Harris called Trump “frustrated” and “unstable.” Now she adds “petty tyrant.”

Harris boiled down his criticism of Trump to two words: “petty tyrant.”

She warned that Trump is a grievance-driven man who will focus on himself and his “enemies list” once he gets into the White House. She recalled the founding of the nation, when Americans fought for freedom, and then went through decades of hard-fought battles for civil rights.

“They fought, sacrificed and gave their lives not only to see us surrender our fundamental freedoms. They didn’t do this just to see us submit to the will of yet another petty tyrant,” she said. “These United States of America, we are not a vessel for the plans of wannabe dictators.”
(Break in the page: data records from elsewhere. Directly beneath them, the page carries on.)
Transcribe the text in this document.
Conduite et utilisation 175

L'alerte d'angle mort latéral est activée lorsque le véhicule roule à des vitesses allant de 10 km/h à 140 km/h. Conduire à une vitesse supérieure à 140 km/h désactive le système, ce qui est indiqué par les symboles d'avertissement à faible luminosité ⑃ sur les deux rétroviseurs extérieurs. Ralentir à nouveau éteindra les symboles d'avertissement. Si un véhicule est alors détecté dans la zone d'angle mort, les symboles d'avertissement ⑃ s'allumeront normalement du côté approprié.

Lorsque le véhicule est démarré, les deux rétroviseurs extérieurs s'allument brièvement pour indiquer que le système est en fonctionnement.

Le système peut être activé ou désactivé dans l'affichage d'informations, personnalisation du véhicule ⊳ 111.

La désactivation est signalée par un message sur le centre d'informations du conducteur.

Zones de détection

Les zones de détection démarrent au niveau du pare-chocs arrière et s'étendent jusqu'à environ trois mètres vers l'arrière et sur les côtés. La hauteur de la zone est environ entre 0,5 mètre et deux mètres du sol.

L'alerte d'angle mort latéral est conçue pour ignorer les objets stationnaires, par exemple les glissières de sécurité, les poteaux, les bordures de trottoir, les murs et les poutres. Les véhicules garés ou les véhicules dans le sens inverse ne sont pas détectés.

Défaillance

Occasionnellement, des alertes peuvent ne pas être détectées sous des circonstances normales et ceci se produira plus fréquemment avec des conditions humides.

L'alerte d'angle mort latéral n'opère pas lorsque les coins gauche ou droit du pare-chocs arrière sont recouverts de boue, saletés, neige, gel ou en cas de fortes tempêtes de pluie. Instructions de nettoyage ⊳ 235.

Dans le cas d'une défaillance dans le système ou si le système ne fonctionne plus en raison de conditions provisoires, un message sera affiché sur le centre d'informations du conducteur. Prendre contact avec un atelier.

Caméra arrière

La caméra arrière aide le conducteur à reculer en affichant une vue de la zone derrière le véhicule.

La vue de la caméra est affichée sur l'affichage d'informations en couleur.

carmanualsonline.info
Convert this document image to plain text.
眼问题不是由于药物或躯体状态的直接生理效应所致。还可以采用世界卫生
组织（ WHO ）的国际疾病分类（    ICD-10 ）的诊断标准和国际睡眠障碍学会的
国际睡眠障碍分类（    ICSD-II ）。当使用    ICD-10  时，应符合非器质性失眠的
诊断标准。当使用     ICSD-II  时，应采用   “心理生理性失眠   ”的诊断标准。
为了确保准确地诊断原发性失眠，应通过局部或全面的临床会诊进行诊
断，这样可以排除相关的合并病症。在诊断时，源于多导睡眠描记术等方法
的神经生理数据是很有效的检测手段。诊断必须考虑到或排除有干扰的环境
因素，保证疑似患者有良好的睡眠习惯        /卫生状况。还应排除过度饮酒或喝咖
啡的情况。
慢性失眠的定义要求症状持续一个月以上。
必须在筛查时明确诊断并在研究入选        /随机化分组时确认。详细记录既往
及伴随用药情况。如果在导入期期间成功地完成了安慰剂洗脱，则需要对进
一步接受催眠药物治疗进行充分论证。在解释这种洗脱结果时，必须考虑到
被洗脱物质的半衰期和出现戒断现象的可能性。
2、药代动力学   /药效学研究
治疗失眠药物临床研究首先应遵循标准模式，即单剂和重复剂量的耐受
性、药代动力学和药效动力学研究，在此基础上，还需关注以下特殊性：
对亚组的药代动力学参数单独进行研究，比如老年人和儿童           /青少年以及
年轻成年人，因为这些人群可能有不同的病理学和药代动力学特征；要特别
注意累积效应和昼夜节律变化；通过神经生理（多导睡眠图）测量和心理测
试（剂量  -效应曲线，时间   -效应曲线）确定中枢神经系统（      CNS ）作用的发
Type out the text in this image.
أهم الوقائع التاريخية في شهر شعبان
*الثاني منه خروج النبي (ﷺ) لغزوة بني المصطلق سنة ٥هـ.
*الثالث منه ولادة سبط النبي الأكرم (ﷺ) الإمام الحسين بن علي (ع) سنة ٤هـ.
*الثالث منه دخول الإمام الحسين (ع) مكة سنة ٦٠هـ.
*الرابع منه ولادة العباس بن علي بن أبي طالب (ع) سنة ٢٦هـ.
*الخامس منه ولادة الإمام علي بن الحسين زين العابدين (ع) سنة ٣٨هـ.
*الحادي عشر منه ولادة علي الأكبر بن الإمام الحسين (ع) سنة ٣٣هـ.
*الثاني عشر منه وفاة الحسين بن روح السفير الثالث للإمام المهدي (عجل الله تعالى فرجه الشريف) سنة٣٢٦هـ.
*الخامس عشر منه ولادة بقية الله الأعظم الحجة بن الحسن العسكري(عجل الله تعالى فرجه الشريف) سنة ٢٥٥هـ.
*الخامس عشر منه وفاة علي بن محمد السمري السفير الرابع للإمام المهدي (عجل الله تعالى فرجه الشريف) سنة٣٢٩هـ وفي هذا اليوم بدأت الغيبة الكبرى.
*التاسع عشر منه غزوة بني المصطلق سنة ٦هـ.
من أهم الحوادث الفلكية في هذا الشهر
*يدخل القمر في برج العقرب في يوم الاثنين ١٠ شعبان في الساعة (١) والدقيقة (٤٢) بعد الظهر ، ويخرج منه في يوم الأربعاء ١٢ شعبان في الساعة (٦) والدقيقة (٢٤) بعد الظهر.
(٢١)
Meanwhile, there is a problem with Biden.

Minutes before Harris’ speech, Biden was on a campaign call reacting to a comedian who called Puerto Rico trash during a Trump rally over the weekend. The president said, “The only trash I see out there are his supporters.”

He joined a national call organized by the advocacy group Voto Latino. Biden urged those in attendance to “vote to keep Donald Trump out of the White House,” adding, “He poses a real danger not just to Latinos, but to all people.”

Biden’s remarks were quickly seized upon by Republicans who said he was denigrating Trump supporters, a distraction for Harris as she tries to reach GOP voters.

Biden quickly sent out a message on social media trying to clarify his remarks.

“His demonization of Latinos is unconscionable,” Biden said of Trump. – That’s all I wanted to say.

After what Harris called her “closing argument,” there is still much to be done.

The event was intended as the finale of the election campaign, designed to clearly indicate the choice of voters next week. But this is far from Harris’ last campaign event. In her final pitch to voters, she will cover all key battleground states.

She will headline events in Wisconsin, North Carolina and Pennsylvania on Wednesday and hold rallies in Arizona and Nevada on Thursday. New events are expected before Election Day.

The campaign is seeking to attract voters from a wide range of demographic groups in hopes that a swing vote here and there could lead to victory in the tight race with Trump.